4. It seems very unlikely for a non-AGI to pull this off (well below <1%)...

Indeed. However, as of now, AutoGPT already has 135 000 stars and almost 28000 forks on GitHub.

It is likely that thousands of instances are running now, and in the not so distant future (<5 years?) hundreds of thousands instances of this or similar programs will be running. If you roll a billion sided die hundred million times, you have 10% chance to to have rolled one at least once.

Further conclusions:

By definition an MVE is something already capable of killing everyone, however, due to its not good enough model of the world it is quite likely that the existence of a real MVE would be preceded by less capable/lucky systems. These would try and fail either covertly (the weapon designed is not existential level or not working at all, failing to convince the required people into carrying out the requests, failing to carry through with the task just by changing goals-running out tokens/memory, etc.) or overtly (being discovered and stopped). Indeed, it is quite likely that multiple attempts would precede a real MVE.

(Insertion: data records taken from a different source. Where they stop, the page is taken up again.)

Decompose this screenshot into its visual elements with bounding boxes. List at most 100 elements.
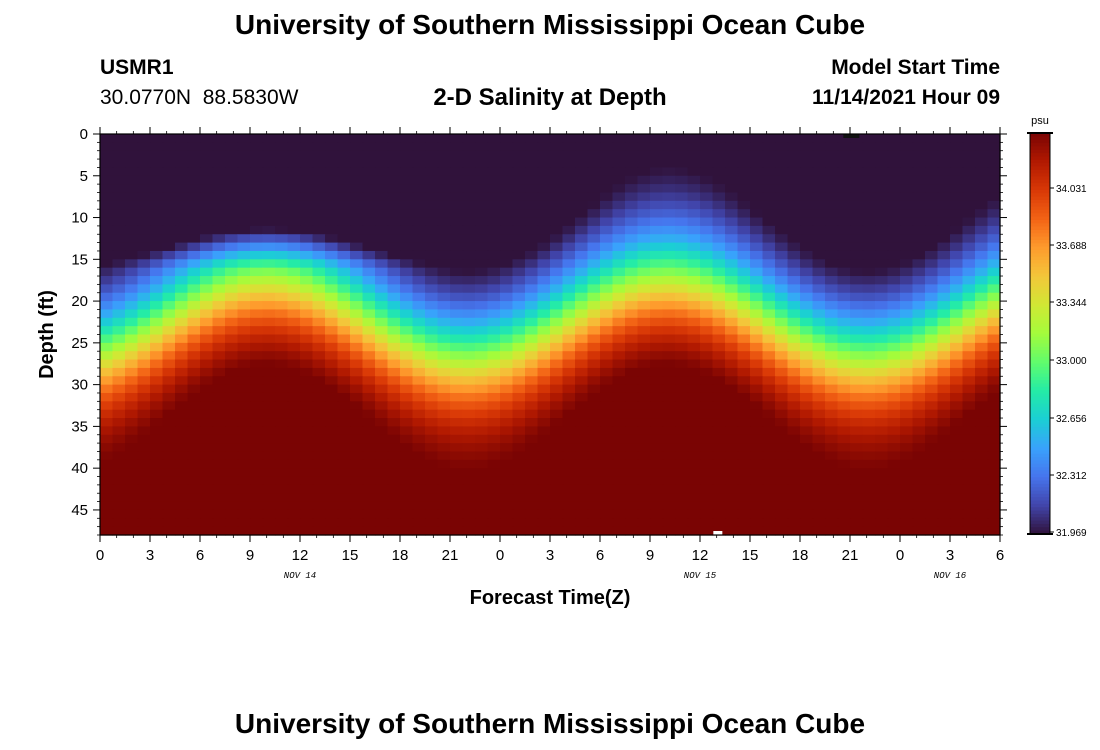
heatmap-cell <box>775 342 789 352</box>
colorbar-segment <box>1030 223 1050 228</box>
heatmap-cell <box>462 468 476 478</box>
heatmap-cell <box>225 276 239 285</box>
heatmap-cell <box>487 359 501 369</box>
heatmap-cell <box>575 167 589 177</box>
heatmap-cell <box>975 434 989 444</box>
heatmap-cell <box>187 134 201 143</box>
heatmap-cell <box>975 509 989 519</box>
heatmap-cell <box>787 184 801 194</box>
heatmap-cell <box>200 509 214 519</box>
heatmap-cell <box>625 242 639 252</box>
heatmap-cell <box>712 418 726 427</box>
heatmap-cell <box>262 309 276 319</box>
heatmap-cell <box>937 351 951 361</box>
heatmap-cell <box>200 426 214 436</box>
heatmap-cell <box>425 267 439 277</box>
heatmap-cell <box>250 192 264 202</box>
heatmap-cell <box>400 367 414 377</box>
heatmap-cell <box>362 225 376 235</box>
heatmap-cell <box>625 317 639 327</box>
heatmap-cell <box>550 184 564 194</box>
heatmap-cell <box>412 359 426 369</box>
heatmap-cell <box>825 200 839 210</box>
heatmap-cell <box>175 192 189 202</box>
heatmap-cell <box>337 384 351 394</box>
heatmap-cell <box>250 484 264 494</box>
colorbar-segment <box>1030 460 1050 465</box>
heatmap-cell <box>412 334 426 344</box>
heatmap-cell <box>287 434 301 444</box>
heatmap-cell <box>250 501 264 511</box>
heatmap-cell <box>637 509 651 519</box>
heatmap-cell <box>250 167 264 177</box>
heatmap-cell <box>625 493 639 503</box>
heatmap-cell <box>550 142 564 152</box>
heatmap-cell <box>275 401 289 411</box>
heatmap-cell <box>337 200 351 210</box>
heatmap-cell <box>287 518 301 528</box>
heatmap-cell <box>500 259 514 269</box>
heatmap-cell <box>775 409 789 419</box>
heatmap-cell <box>762 384 776 394</box>
heatmap-cell <box>925 509 939 519</box>
heatmap-cell <box>550 159 564 169</box>
heatmap-cell <box>525 150 539 160</box>
heatmap-cell <box>950 276 964 285</box>
heatmap-cell <box>925 476 939 486</box>
heatmap-cell <box>537 418 551 427</box>
heatmap-cell <box>375 250 389 260</box>
heatmap-cell <box>912 134 926 143</box>
heatmap-cell <box>200 134 214 143</box>
colorbar-segment <box>1030 356 1050 361</box>
colorbar-segment <box>1030 213 1050 218</box>
heatmap-cell <box>100 250 114 260</box>
heatmap-cell <box>537 401 551 411</box>
heatmap-cell <box>487 134 501 143</box>
heatmap-cell <box>425 150 439 160</box>
heatmap-cell <box>700 134 714 143</box>
heatmap-cell <box>837 209 851 219</box>
heatmap-cell <box>425 468 439 478</box>
heatmap-cell <box>175 217 189 227</box>
heatmap-cell <box>262 134 276 143</box>
heatmap-cell <box>412 317 426 327</box>
heatmap-cell <box>612 184 626 194</box>
heatmap-cell <box>200 200 214 210</box>
heatmap-cell <box>187 418 201 427</box>
heatmap-cell <box>412 484 426 494</box>
heatmap-cell <box>787 518 801 528</box>
colorbar: psu34.03133.68833.34433.00032.65632.3123… <box>1027 115 1087 539</box>
heatmap-cell <box>500 217 514 227</box>
heatmap-cell <box>375 367 389 377</box>
heatmap-cell <box>125 134 139 143</box>
heatmap-cell <box>462 301 476 311</box>
heatmap-cell <box>250 159 264 169</box>
heatmap-cell <box>725 301 739 311</box>
heatmap-cell <box>850 493 864 503</box>
heatmap-cell <box>525 342 539 352</box>
heatmap-cell <box>275 184 289 194</box>
heatmap-cell <box>437 217 451 227</box>
heatmap-cell <box>737 301 751 311</box>
heatmap-cell <box>137 493 151 503</box>
heatmap-cell <box>362 501 376 511</box>
heatmap-cell <box>137 142 151 152</box>
heatmap-cell <box>275 367 289 377</box>
heatmap-cell <box>137 317 151 327</box>
heatmap-cell <box>375 518 389 528</box>
heatmap-cell <box>600 384 614 394</box>
heatmap-cell <box>475 234 489 244</box>
heatmap-cell <box>300 384 314 394</box>
heatmap-cell <box>212 484 226 494</box>
heatmap-cell <box>337 351 351 361</box>
heatmap-cell <box>737 159 751 169</box>
colorbar-segment <box>1030 283 1050 288</box>
heatmap-cell <box>200 451 214 461</box>
heatmap-cell <box>650 209 664 219</box>
heatmap-cell <box>825 317 839 327</box>
heatmap-cell <box>650 317 664 327</box>
heatmap-cell <box>137 426 151 436</box>
heatmap-cell <box>262 342 276 352</box>
heatmap-cell <box>262 142 276 152</box>
heatmap-cell <box>525 434 539 444</box>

On a positive note, such cases if discovered could give a big push for promoting political solutions of slowing capabilities research and getting more resources into alignment research. Most likely it would result in specific regulations of autonomous/agentic systems and/or the deployment of counter-MVE technologies by private actors, which may prevent the emergence of non-AGI MVE, just as Green Revolution prevented mass famine in the 20th century.

On the other hand, even these less-then-real-MVEs, while not killing everyone may still be able to kill a lot of people and cause a lot of damage.